Vendors must treat their internal anti-fraud controls (e.g., procurement process security) with the same rigor as their external-facing product security. This includes:

  • Vetting for financial security: Enterprises must specifically audit vendors' financial controls. It is no longer enough to check if they have a SOC 2 report; you must verify their controls against account takeover (ATO) and internal invoice fraud.

  • MFA on everything: Demand phishing-resistant MFA across all vendor accounts, especially those tied to billing, invoicing, or privileged administrative access to customer data.

The modern threat actor uses code to find an entry point, but they use deception and fraud to monetize the attack. As the ACFE reminds us this week, fighting fraud is fighting the most profitable vector of cybercrime today.

"Fraud is escalating in both sophistication and scale, with attackers leveraging AI, automation, and organized rings to exploit vulnerabilities. Over the past year, their tactics have diversified, targeting people, identity elements, and prevention systems," said Simon Horswell, Senior Fraud Specialist at Entrust. "Attackers are using psychological manipulation through phishing, social engineering, and impersonation scams to trick individuals into sharing their own genuine credentials or transferring funds."
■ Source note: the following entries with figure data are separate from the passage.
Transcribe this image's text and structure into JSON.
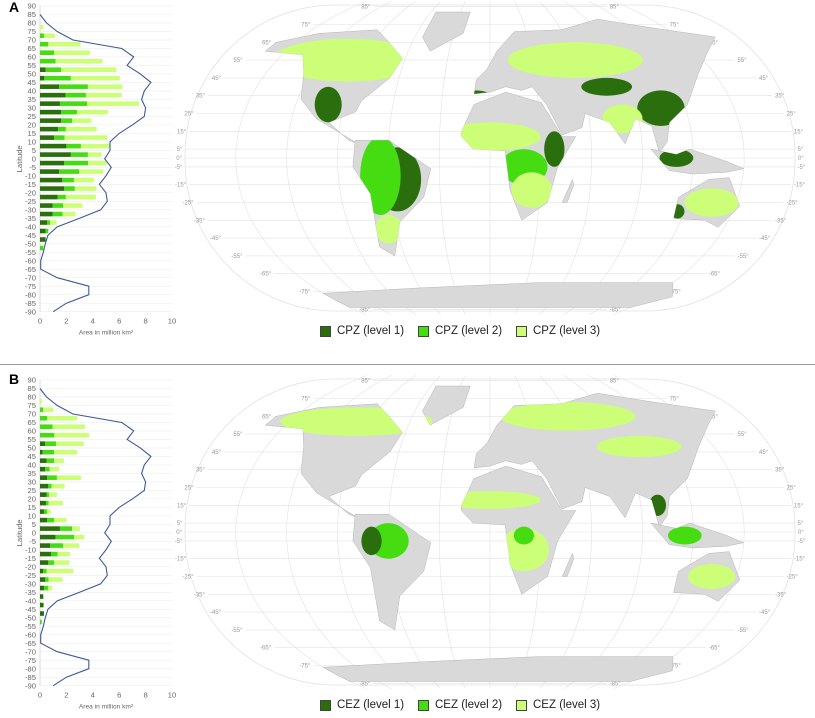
{
  "colors": {
    "level1": "#2b6e0e",
    "level2": "#45dd12",
    "level3": "#ccff77",
    "line": "#3d5a99",
    "land": "#d9d9d9",
    "grid": "#e2e2e2"
  },
  "map": {
    "graticule_lat_labels": [
      "85°",
      "75°",
      "65°",
      "55°",
      "45°",
      "35°",
      "25°",
      "15°",
      "5°",
      "0°",
      "-5°",
      "-15°",
      "-25°",
      "-35°",
      "-45°",
      "-55°",
      "-65°",
      "-75°",
      "-85°"
    ]
  },
  "panels": [
    {
      "label": "A",
      "legend": [
        "CPZ (level 1)",
        "CPZ (level 2)",
        "CPZ (level 3)"
      ]
    },
    {
      "label": "B",
      "legend": [
        "CEZ (level 1)",
        "CEZ (level 2)",
        "CEZ (level 3)"
      ]
    }
  ],
  "chart_data": [
    {
      "type": "bar",
      "orientation": "horizontal",
      "stacked": true,
      "panel": "A",
      "xlabel": "Area in million km²",
      "ylabel": "Latitude",
      "xlim": [
        0,
        10
      ],
      "ylim": [
        -90,
        90
      ],
      "xticks": [
        "0",
        "2",
        "4",
        "6",
        "8",
        "10"
      ],
      "yticks": [
        "90",
        "85",
        "80",
        "75",
        "70",
        "65",
        "60",
        "55",
        "50",
        "45",
        "40",
        "35",
        "30",
        "25",
        "20",
        "15",
        "10",
        "5",
        "0",
        "-5",
        "-10",
        "-15",
        "-20",
        "-25",
        "-30",
        "-35",
        "-40",
        "-45",
        "-50",
        "-55",
        "-60",
        "-65",
        "-70",
        "-75",
        "-80",
        "-85",
        "-90"
      ],
      "bins": [
        [
          75,
          80
        ],
        [
          70,
          75
        ],
        [
          65,
          70
        ],
        [
          60,
          65
        ],
        [
          55,
          60
        ],
        [
          50,
          55
        ],
        [
          45,
          50
        ],
        [
          40,
          45
        ],
        [
          35,
          40
        ],
        [
          30,
          35
        ],
        [
          25,
          30
        ],
        [
          20,
          25
        ],
        [
          15,
          20
        ],
        [
          10,
          15
        ],
        [
          5,
          10
        ],
        [
          0,
          5
        ],
        [
          -5,
          0
        ],
        [
          -10,
          -5
        ],
        [
          -15,
          -10
        ],
        [
          -20,
          -15
        ],
        [
          -25,
          -20
        ],
        [
          -30,
          -25
        ],
        [
          -35,
          -30
        ],
        [
          -40,
          -35
        ],
        [
          -45,
          -40
        ],
        [
          -50,
          -45
        ],
        [
          -55,
          -50
        ]
      ],
      "series": [
        {
          "name": "CPZ (level 1)",
          "values": [
            0,
            0,
            0,
            0,
            0,
            0.43,
            0.33,
            1.46,
            1.94,
            1.51,
            1.59,
            1.61,
            1.36,
            1.06,
            2.0,
            2.34,
            1.84,
            1.46,
            1.69,
            1.84,
            1.34,
            0.96,
            0.96,
            0.55,
            0.43,
            0.43,
            0
          ]
        },
        {
          "name": "CPZ (level 2)",
          "values": [
            0,
            0.3,
            0.63,
            1.06,
            1.18,
            1.16,
            2.01,
            2.17,
            1.54,
            2.07,
            1.21,
            0.83,
            0.6,
            0.8,
            1.1,
            1.29,
            1.81,
            1.51,
            0.88,
            0.8,
            0.62,
            0.8,
            0.75,
            0.21,
            0.2,
            0,
            0.25
          ]
        },
        {
          "name": "CPZ (level 3)",
          "values": [
            0.25,
            0.83,
            2.44,
            2.72,
            3.56,
            4.2,
            3.71,
            2.62,
            2.72,
            3.92,
            2.36,
            1.46,
            2.34,
            3.25,
            2.19,
            1.03,
            1.39,
            1.82,
            1.51,
            1.64,
            2.27,
            1.46,
            0.99,
            0.5,
            0,
            0,
            0
          ]
        }
      ],
      "line": {
        "lat": [
          85,
          80,
          75,
          70,
          65,
          60,
          55,
          50,
          45,
          40,
          35,
          30,
          25,
          20,
          15,
          10,
          5,
          0,
          -5,
          -10,
          -15,
          -20,
          -25,
          -30,
          -35,
          -40,
          -45,
          -50,
          -55,
          -60,
          -65,
          -70,
          -75,
          -80,
          -85,
          -90
        ],
        "values": [
          0,
          0.5,
          1.3,
          2.5,
          6.2,
          7.1,
          6.6,
          7.6,
          8.4,
          7.9,
          7.7,
          8.0,
          7.9,
          7.0,
          6.0,
          5.3,
          5.3,
          4.9,
          5.4,
          5.0,
          4.5,
          5.0,
          5.1,
          4.6,
          3.0,
          1.3,
          0.6,
          0.4,
          0.25,
          0.05,
          0.05,
          1.3,
          3.7,
          3.7,
          2.0,
          1.0
        ]
      }
    },
    {
      "type": "bar",
      "orientation": "horizontal",
      "stacked": true,
      "panel": "B",
      "xlabel": "Area in million km²",
      "ylabel": "Latitude",
      "xlim": [
        0,
        10
      ],
      "ylim": [
        -90,
        90
      ],
      "xticks": [
        "0",
        "2",
        "4",
        "6",
        "8",
        "10"
      ],
      "yticks": [
        "90",
        "85",
        "80",
        "75",
        "70",
        "65",
        "60",
        "55",
        "50",
        "45",
        "40",
        "35",
        "30",
        "25",
        "20",
        "15",
        "10",
        "5",
        "0",
        "-5",
        "-10",
        "-15",
        "-20",
        "-25",
        "-30",
        "-35",
        "-40",
        "-45",
        "-50",
        "-55",
        "-60",
        "-65",
        "-70",
        "-75",
        "-80",
        "-85",
        "-90"
      ],
      "bins": [
        [
          75,
          80
        ],
        [
          70,
          75
        ],
        [
          65,
          70
        ],
        [
          60,
          65
        ],
        [
          55,
          60
        ],
        [
          50,
          55
        ],
        [
          45,
          50
        ],
        [
          40,
          45
        ],
        [
          35,
          40
        ],
        [
          30,
          35
        ],
        [
          25,
          30
        ],
        [
          20,
          25
        ],
        [
          15,
          20
        ],
        [
          10,
          15
        ],
        [
          5,
          10
        ],
        [
          0,
          5
        ],
        [
          -5,
          0
        ],
        [
          -10,
          -5
        ],
        [
          -15,
          -10
        ],
        [
          -20,
          -15
        ],
        [
          -25,
          -20
        ],
        [
          -30,
          -25
        ],
        [
          -35,
          -30
        ],
        [
          -40,
          -35
        ],
        [
          -45,
          -40
        ],
        [
          -50,
          -45
        ],
        [
          -55,
          -50
        ]
      ],
      "series": [
        {
          "name": "CEZ (level 1)",
          "values": [
            0,
            0,
            0,
            0,
            0,
            0.38,
            0.2,
            0.5,
            0.38,
            0.55,
            0.63,
            0.5,
            0.45,
            0.3,
            0.55,
            1.51,
            1.18,
            0.76,
            0.83,
            0.63,
            0.25,
            0.38,
            0.3,
            0.25,
            0.25,
            0.3,
            0
          ]
        },
        {
          "name": "CEZ (level 2)",
          "values": [
            0,
            0.25,
            0.55,
            0.96,
            1.06,
            0.83,
            0.86,
            0.56,
            0.35,
            0.73,
            0.25,
            0.18,
            0.2,
            0.23,
            0.51,
            0.93,
            1.41,
            1.0,
            0.51,
            0.43,
            0.25,
            0.27,
            0.33,
            0,
            0.05,
            0,
            0.13
          ]
        },
        {
          "name": "CEZ (level 3)",
          "values": [
            0.15,
            0.75,
            2.27,
            2.44,
            2.67,
            2.11,
            1.76,
            0.75,
            0.71,
            1.82,
            0.98,
            0.6,
            1.09,
            0.28,
            0.94,
            0.58,
            0.76,
            1.21,
            0.93,
            1.16,
            2.02,
            1.06,
            0.3,
            0,
            0,
            0,
            0
          ]
        }
      ],
      "line": {
        "lat": [
          85,
          80,
          75,
          70,
          65,
          60,
          55,
          50,
          45,
          40,
          35,
          30,
          25,
          20,
          15,
          10,
          5,
          0,
          -5,
          -10,
          -15,
          -20,
          -25,
          -30,
          -35,
          -40,
          -45,
          -50,
          -55,
          -60,
          -65,
          -70,
          -75,
          -80,
          -85,
          -90
        ],
        "values": [
          0,
          0.5,
          1.3,
          2.5,
          6.2,
          7.1,
          6.6,
          7.6,
          8.4,
          7.9,
          7.7,
          8.0,
          7.9,
          7.0,
          6.0,
          5.3,
          5.3,
          4.9,
          5.4,
          5.0,
          4.5,
          5.0,
          5.1,
          4.6,
          3.0,
          1.3,
          0.6,
          0.4,
          0.25,
          0.05,
          0.05,
          1.3,
          3.7,
          3.7,
          2.0,
          1.0
        ]
      }
    }
  ]
}
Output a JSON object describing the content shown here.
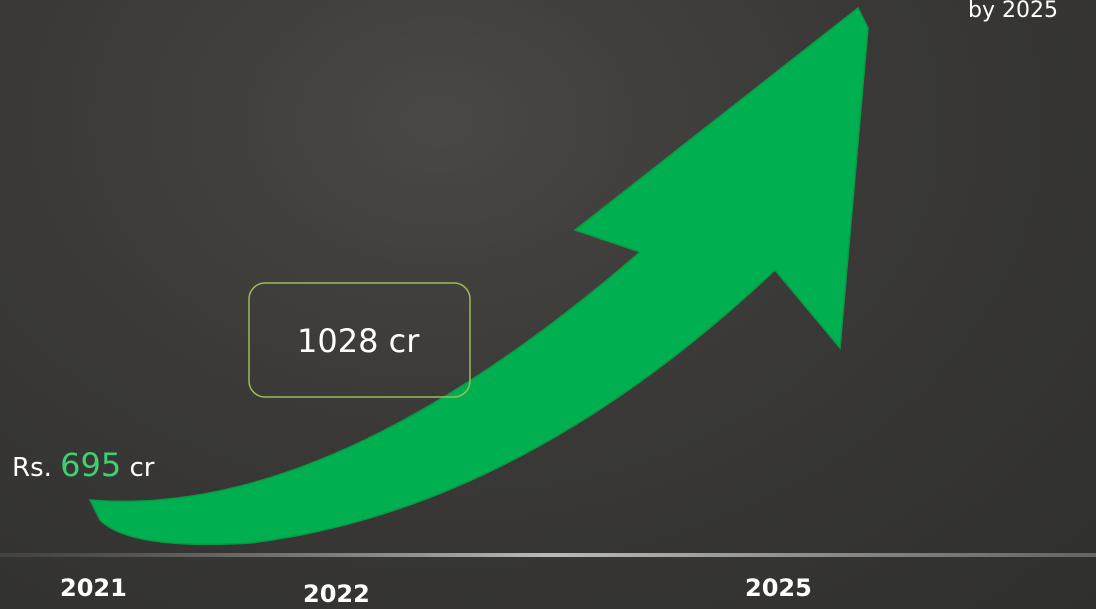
{
  "end_label": "by 2025",
  "middle_label": "1028 cr",
  "start_label": {
    "prefix": "Rs.",
    "value": 695,
    "unit": "cr"
  },
  "timeline": [
    "2021",
    "2022",
    "2025"
  ]
}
"Meanwhile, attackers are also targeting identity documents and attempting to bypass biometric systems with deepfakes, which now account for one in every five biometric fraud attempts," Horswell said. "On a more technical level, attackers are also targeting prevention systems with injection attacks, which surged 40% over the past year, as well as device emulation and automated bot attacks, to bypass the very technology that's meant to stop them."

Horswell concluded, "This International Fraud Awareness Week is a reminder that identity is now at the frontline of fraud. As fraud evolves with AI, organizations must secure every layer—people, identity, and systems—with AI-driven defenses to adapt and stay ahead of fraud."